Yeah nobody is impressed here. We can all admit it. We are jewce heads. Our balls are barely palpable without quantities of hcg lol


----------



## stonetag (May 2, 2017)

Bro Bundy said:


> I actually believe you



I knew YOU would understand Bundy...lol


----------



## BigSwolePump (May 2, 2017)

This thread got out of hand pretty quick LMAO!!


----------



## therealkozmo (May 2, 2017)

now your avatar makes sense





Milo said:


> I drew dicks on public property as a child.


----------



## ToolSteel (May 2, 2017)

Op is a fgt. No mention of yam root.


----------



## BRICKS (May 2, 2017)

Seeker said:


> Dude I'm laughing pretty hard here. Loolol where are the pics?



They'll show up in the Hairy Snatch thread


----------



## captncrunchyslams (May 2, 2017)

OP was written like the beginning of a very homosexual erotica


----------



## John Ziegler (May 2, 2017)

Itburnstopee said:


> I once pissed all over a girls car 5 minutes before she left a party because she stole a fleshlight from me and never gave it back



Talk about pissed off


----------



## NbleSavage (May 2, 2017)

I once frightened my mailman by going to the door stark naked.

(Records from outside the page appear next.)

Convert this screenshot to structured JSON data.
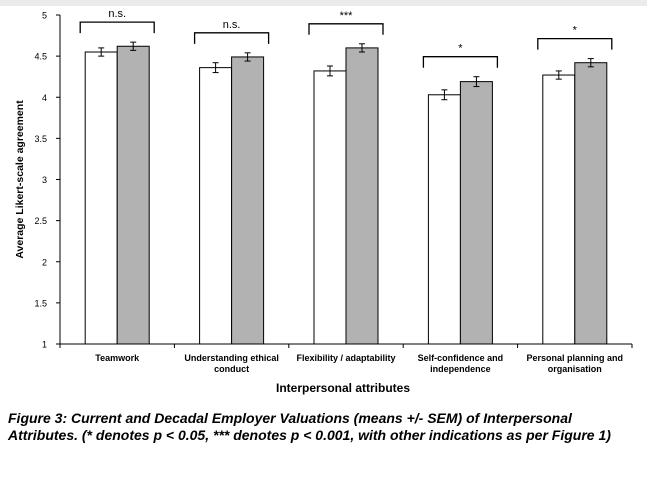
{
  "chart_data": {
    "type": "bar",
    "xlabel": "Interpersonal attributes",
    "ylabel": "Average Likert-scale agreement",
    "ylim": [
      1,
      5
    ],
    "yticks": [
      "1",
      "1.5",
      "2",
      "2.5",
      "3",
      "3.5",
      "4",
      "4.5",
      "5"
    ],
    "categories": [
      [
        "Teamwork"
      ],
      [
        "Understanding ethical",
        "conduct"
      ],
      [
        "Flexibility / adaptability"
      ],
      [
        "Self-confidence and",
        "independence"
      ],
      [
        "Personal planning and",
        "organisation"
      ]
    ],
    "series": [
      {
        "values": [
          4.55,
          4.36,
          4.32,
          4.03,
          4.27
        ],
        "errors": [
          0.05,
          0.06,
          0.06,
          0.06,
          0.05
        ],
        "color": "#ffffff"
      },
      {
        "values": [
          4.62,
          4.49,
          4.6,
          4.19,
          4.42
        ],
        "errors": [
          0.05,
          0.05,
          0.05,
          0.06,
          0.05
        ],
        "color": "#b2b2b2"
      }
    ],
    "significance": [
      "n.s.",
      "n.s.",
      "***",
      "*",
      "*"
    ],
    "grid": false,
    "legend": "none"
  },
  "caption": "Figure 3: Current and Decadal Employer Valuations (means +/- SEM) of Interpersonal Attributes. (* denotes p < 0.05, *** denotes p < 0.001, with other indications as per Figure 1)"
}
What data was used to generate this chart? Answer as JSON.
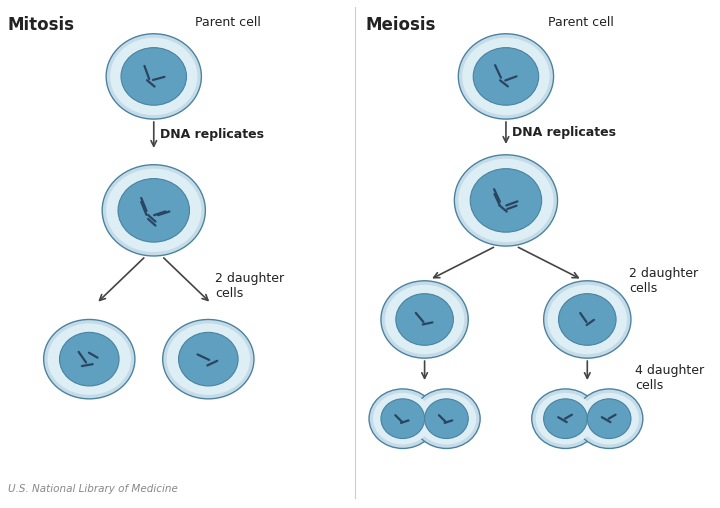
{
  "bg_color": "#ffffff",
  "outer_cell_color": "#c5dce8",
  "ring_color": "#ddeef5",
  "inner_cell_color": "#5f9fc0",
  "cell_border_color": "#4a82a0",
  "chromosome_color": "#2a4560",
  "divider_color": "#cccccc",
  "text_color": "#222222",
  "credit_color": "#888888",
  "title_mitosis": "Mitosis",
  "title_meiosis": "Meiosis",
  "label_parent": "Parent cell",
  "label_dna": "DNA replicates",
  "label_2daughter": "2 daughter\ncells",
  "label_4daughter": "4 daughter\ncells",
  "label_credit": "U.S. National Library of Medicine"
}
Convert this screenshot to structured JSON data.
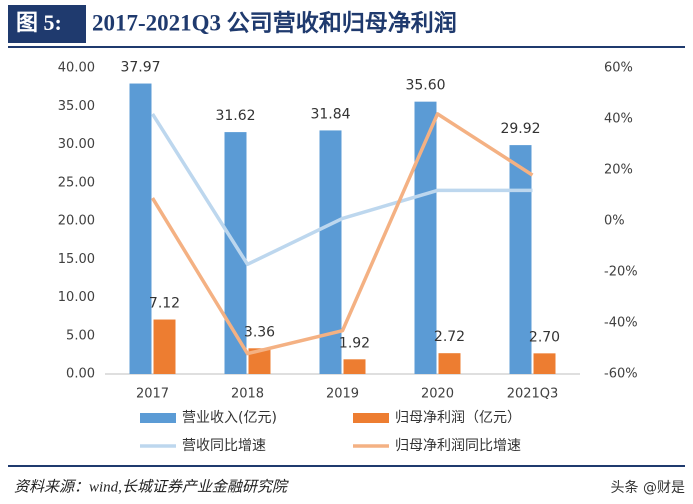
{
  "chart_data": {
    "type": "bar",
    "figure_label": "图 5:",
    "title": "2017-2021Q3 公司营收和归母净利润",
    "categories": [
      "2017",
      "2018",
      "2019",
      "2020",
      "2021Q3"
    ],
    "series": [
      {
        "name": "营业收入(亿元)",
        "type": "bar",
        "color": "#5b9bd5",
        "values": [
          37.97,
          31.62,
          31.84,
          35.6,
          29.92
        ],
        "value_labels": [
          "37.97",
          "31.62",
          "31.84",
          "35.60",
          "29.92"
        ]
      },
      {
        "name": "归母净利润（亿元）",
        "type": "bar",
        "color": "#ed7d31",
        "values": [
          7.12,
          3.36,
          1.92,
          2.72,
          2.7
        ],
        "value_labels": [
          "7.12",
          "3.36",
          "1.92",
          "2.72",
          "2.70"
        ]
      },
      {
        "name": "营收同比增速",
        "type": "line",
        "axis": "y2",
        "color": "#bdd7ee",
        "values": [
          42,
          -17,
          1,
          12,
          12
        ]
      },
      {
        "name": "归母净利润同比增速",
        "type": "line",
        "axis": "y2",
        "color": "#f4b183",
        "values": [
          9,
          -52,
          -43,
          42,
          18
        ]
      }
    ],
    "ylim": [
      0,
      40
    ],
    "yticks": [
      {
        "value": 0,
        "label": "0.00"
      },
      {
        "value": 5,
        "label": "5.00"
      },
      {
        "value": 10,
        "label": "10.00"
      },
      {
        "value": 15,
        "label": "15.00"
      },
      {
        "value": 20,
        "label": "20.00"
      },
      {
        "value": 25,
        "label": "25.00"
      },
      {
        "value": 30,
        "label": "30.00"
      },
      {
        "value": 35,
        "label": "35.00"
      },
      {
        "value": 40,
        "label": "40.00"
      }
    ],
    "y2lim": [
      -60,
      60
    ],
    "y2ticks": [
      {
        "value": -60,
        "label": "-60%"
      },
      {
        "value": -40,
        "label": "-40%"
      },
      {
        "value": -20,
        "label": "-20%"
      },
      {
        "value": 0,
        "label": "0%"
      },
      {
        "value": 20,
        "label": "20%"
      },
      {
        "value": 40,
        "label": "40%"
      },
      {
        "value": 60,
        "label": "60%"
      }
    ],
    "grid": false,
    "source": "资料来源：wind,长城证券产业金融研究院",
    "watermark": "头条 @财是"
  }
}
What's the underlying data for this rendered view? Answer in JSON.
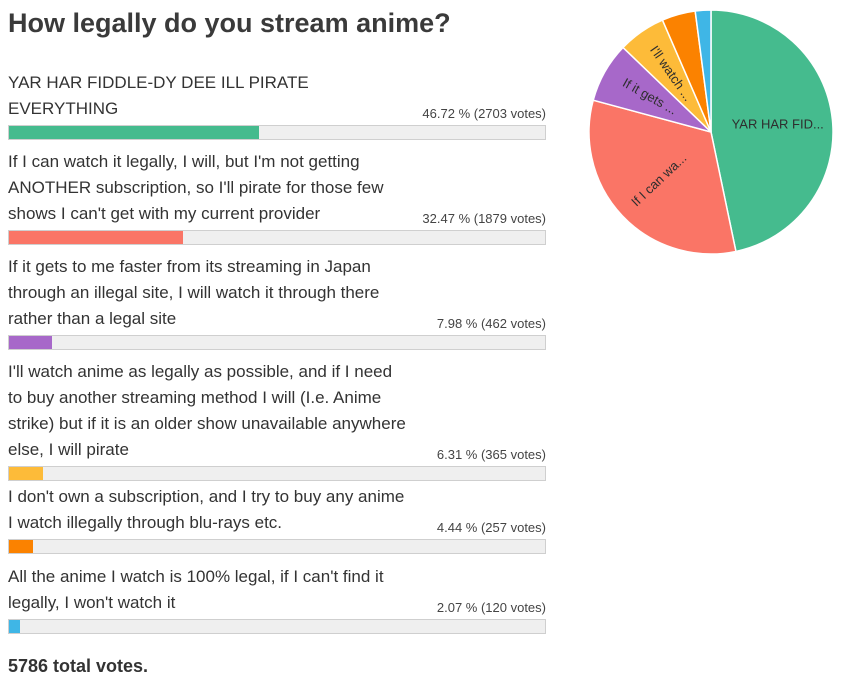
{
  "poll": {
    "title": "How legally do you stream anime?",
    "total_votes_text": "5786 total votes."
  },
  "chart_data": {
    "type": "bar",
    "title": "How legally do you stream anime?",
    "categories": [
      "YAR HAR FIDDLE-DY DEE ILL PIRATE EVERYTHING",
      "If I can watch it legally, I will, but I'm not getting ANOTHER subscription, so I'll pirate for those few shows I can't get with my current provider",
      "If it gets to me faster from its streaming in Japan through an illegal site, I will watch it through there rather than a legal site",
      "I'll watch anime as legally as possible, and if I need to buy another streaming method I will (I.e. Anime strike) but if it is an older show unavailable anywhere else, I will pirate",
      "I don't own a subscription, and I try to buy any anime I watch illegally through blu-rays etc.",
      "All the anime I watch is 100% legal, if I can't find it legally, I won't watch it"
    ],
    "values": [
      46.72,
      32.47,
      7.98,
      6.31,
      4.44,
      2.07
    ],
    "votes": [
      2703,
      1879,
      462,
      365,
      257,
      120
    ],
    "value_labels": [
      "46.72 % (2703 votes)",
      "32.47 % (1879 votes)",
      "7.98 % (462 votes)",
      "6.31 % (365 votes)",
      "4.44 % (257 votes)",
      "2.07 % (120 votes)"
    ],
    "colors": [
      "#45bb8e",
      "#fa7566",
      "#a768c9",
      "#fdbb39",
      "#fb8200",
      "#3fb6e6"
    ],
    "ylim": [
      0,
      100
    ],
    "total_votes": 5786,
    "pie": {
      "type": "pie",
      "slice_labels": [
        "YAR HAR FID...",
        "If I can wa...",
        "If it gets ...",
        "I'll watch ...",
        "",
        ""
      ],
      "values": [
        46.72,
        32.47,
        7.98,
        6.31,
        4.44,
        2.07
      ]
    }
  }
}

I'm not sure which scared him more - my nudity or the fact that I knew where he lived.


----------



## PillarofBalance (May 3, 2017)

Every single one of is has to be brain damaged. Good god this thread is a treasure


----------



## BRICKS (May 3, 2017)

PillarofBalance said:


> Every single one of is has to be brain damaged. Good god this thread is a treasure



Agree there.  Think about it.  There's only one thing I like doing more than the gym. Lift things up and put them down.  Move tremendous amount of iron.  And the useless and sore, this hurts, that aches, do it again, day in, day out, never gets boring....it ridiculous when you think about it.  But whenever I've had to take time off and I've come back to it, that bar feels so damn good in my hands.  Definitely brain damaged.


----------



## gorilla86 (Jun 17, 2017)

Sounds like the OP likes a nice tea and a good cry.


----------



## Gibsonator (Jun 17, 2017)

lol I forgot about this one, yes we are definitely all brain damaged to some extent pob


----------